Starbucks has been pointing lower in a downtrending channel since December, showing traders a technical price pattern that's about as simple as they get. Starbucks' downtrend is formed by a pair of parallel trend lines that have corralled most of this stock's upside on every attempt to break higher. While trendline support down at the bottom of the channel (at S1) has been a bit more permeable than trendline resistance, it's the price ceiling at resistance that we're more concerned with here.
Last week's bounce off of resistance is our sell signal. Waiting for that bounce lower before clicking "sell" is a critical part of risk management for two big reasons: it's the spot where prices are the highest within the channel, and alternatively it's the spot where you'll get the first indication that the downtrend is ending. Remember, all trend lines do eventually break, but by actually waiting for the bounce to happen first, you're confirming that sellers are still in control before you unload shares of Starbucks.
Last on our list of potentially toxic trades is chemicals and energy stock Sasol Ltd. (SSL) - Get Report. Sasol is another stock that's starting to look "toppy" after a pretty strong run from November's lows. Now, shares are sitting just above a classic breakdown setup as we head further into March trading.
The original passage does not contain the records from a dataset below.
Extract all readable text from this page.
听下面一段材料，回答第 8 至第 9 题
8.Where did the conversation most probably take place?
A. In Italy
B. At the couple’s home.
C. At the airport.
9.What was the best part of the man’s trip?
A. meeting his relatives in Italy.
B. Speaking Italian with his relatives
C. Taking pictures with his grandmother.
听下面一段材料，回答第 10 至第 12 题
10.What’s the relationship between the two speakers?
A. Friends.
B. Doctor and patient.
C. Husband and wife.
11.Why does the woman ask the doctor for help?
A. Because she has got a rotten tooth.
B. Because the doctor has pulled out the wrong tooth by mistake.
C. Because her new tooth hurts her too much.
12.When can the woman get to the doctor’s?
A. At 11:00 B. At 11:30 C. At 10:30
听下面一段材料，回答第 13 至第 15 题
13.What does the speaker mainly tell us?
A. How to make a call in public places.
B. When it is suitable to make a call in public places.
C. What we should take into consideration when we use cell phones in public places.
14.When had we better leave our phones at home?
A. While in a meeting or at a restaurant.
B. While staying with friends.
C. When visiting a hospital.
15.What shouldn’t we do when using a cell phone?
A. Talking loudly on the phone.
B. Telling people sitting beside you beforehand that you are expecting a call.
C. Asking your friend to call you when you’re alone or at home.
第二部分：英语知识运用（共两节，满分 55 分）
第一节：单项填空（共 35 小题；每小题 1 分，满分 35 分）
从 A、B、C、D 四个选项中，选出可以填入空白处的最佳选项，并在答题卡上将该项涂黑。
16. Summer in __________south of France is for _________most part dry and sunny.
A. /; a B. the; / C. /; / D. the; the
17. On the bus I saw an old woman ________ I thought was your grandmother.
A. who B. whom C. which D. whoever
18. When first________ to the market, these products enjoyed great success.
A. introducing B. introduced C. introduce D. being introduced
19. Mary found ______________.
The price setup playing on in shares of Sasol is a head and shoulders top, a bearish reversal pattern that indicates exhaustion among buyers. The pattern is identified by two swing highs that top out at approximately the same level (the shoulders), separated by a higher high (the head). The sell signal triggers when Sasol's neckline gets materially violated--that happens at the $28 price level.
If and when the breakdown in Sasol happens, prior support at $25 becomes a logical downside target based on prior support at that level back in July, September, and November. In short, you don't want to own it while shares sniff out their next price floor this spring ...
At the time of publication, author had no positions in the stocks mentioned.